- Harry Jensen
April 11, 2020
I have been clearing out the back yard for the last few days, and our grass is looking fresh, prim and practically pink since our neighbor Ryan cut it yesterday. Lying next to our verdant dirt patch — one now craterized quadrant of the lawn had been decimated by dandelions run rampant — is a stone patio featuring a table, six wickery chairs, and an ocher-painted aluminum structure upholding a retractable roof made of canvas. Yesterday, when I unbunched the then retracted canopy, I discovered the abandoned beginnings of a wasp’s nest, only a few dozen little chambers in all. The whole thing was about the size of a corgi’s kidney; the wasps had elected to erect their home in the shape of a cartoon heart, resembling two slightly overlapping oven mitts drilled through with heartworm tunnels. I’ll always wonder why it didn’t work out, why they didn’t make that their home, but I will keep it hidden away in the canvas to honor their legacy, a nod of respect from one WASP to another.

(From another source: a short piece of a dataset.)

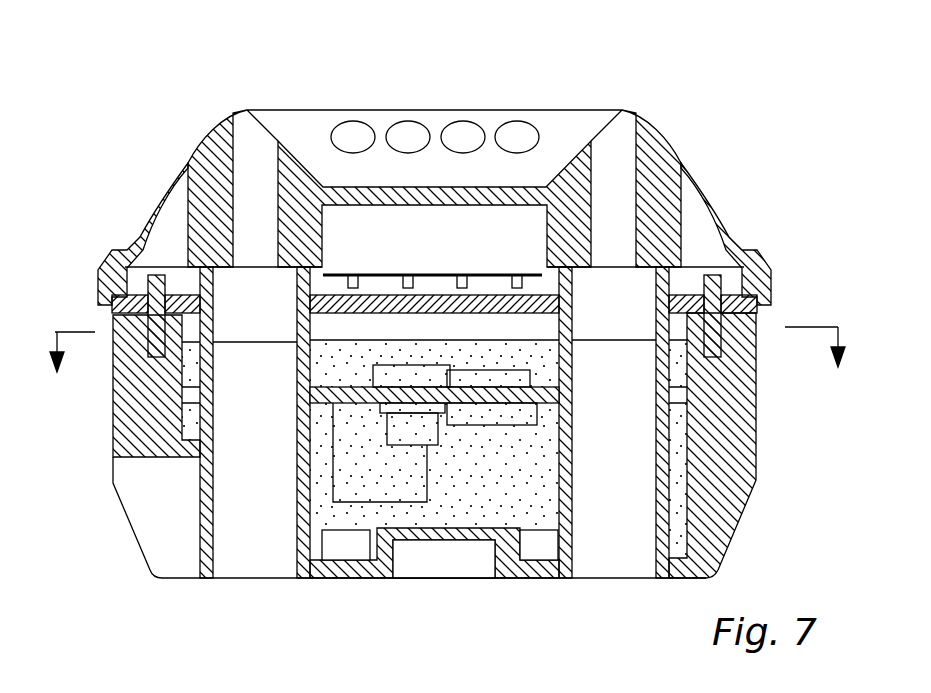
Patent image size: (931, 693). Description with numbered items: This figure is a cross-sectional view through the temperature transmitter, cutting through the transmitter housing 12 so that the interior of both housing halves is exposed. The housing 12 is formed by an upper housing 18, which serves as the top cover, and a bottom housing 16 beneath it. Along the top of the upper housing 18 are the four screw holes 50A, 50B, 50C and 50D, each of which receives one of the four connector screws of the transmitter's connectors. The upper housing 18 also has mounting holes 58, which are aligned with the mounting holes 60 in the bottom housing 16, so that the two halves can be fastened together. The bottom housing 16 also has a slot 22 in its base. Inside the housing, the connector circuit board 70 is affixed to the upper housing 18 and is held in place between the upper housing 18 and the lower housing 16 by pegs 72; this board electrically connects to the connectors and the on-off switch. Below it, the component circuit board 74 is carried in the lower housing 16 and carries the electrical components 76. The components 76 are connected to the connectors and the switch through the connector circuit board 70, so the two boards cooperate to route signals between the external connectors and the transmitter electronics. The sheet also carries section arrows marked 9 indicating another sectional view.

The wasp’s cousins, however, are starting to worry me. The bees are out of control — and I fear they might turn to drugs. I found another one dead on the porch, and another had the nerve to sting Muzz, the smallest of my roommates. Usually I’d say a stinger in the arm meat is a known risk of the great outdoors, but an attack in our living room is quite another thing. Perhaps they resent my waspy affiliation.
The people are getting even stranger. The gangs of children bicycling through the streets, screaming as they wobble by in a caravan of bulky white helmets, are getting bolder and more animalistic. I fear them, and the adults are becoming more like them. I saw a lady with blonde dreads drawing a crop circle in the sidewalk with pastel-colored chalks yesterday, and today a hairy man punted a 7-11 drink into the air near my face in the parking lot, offering me a smelly and winning smile of supplication as he walked through, in, and out of my personal quarantine bubble. Who can you trust?
Today, at least, all the insects in the neighborhood were well-mannered, and didn’t bother us a bit as five of us had a driveway-to-driveway meeting with Ryan, the lawn mowing neighbor man. We talked about various app and platform ideas, and projects generally, and he dished about our neighbors, House Phil and Van Phil, the men who live in and outside of the house across the street, respectively, that is. I was hoping to make a connection, network, see if he knew of any doors which a sputtering philosophy major could jam is foot into. The sensational job offers were neither here nor there, but our meeting was fun, and the future looks promising.
“Do you know how to use a shovel and a rake?” he asked me.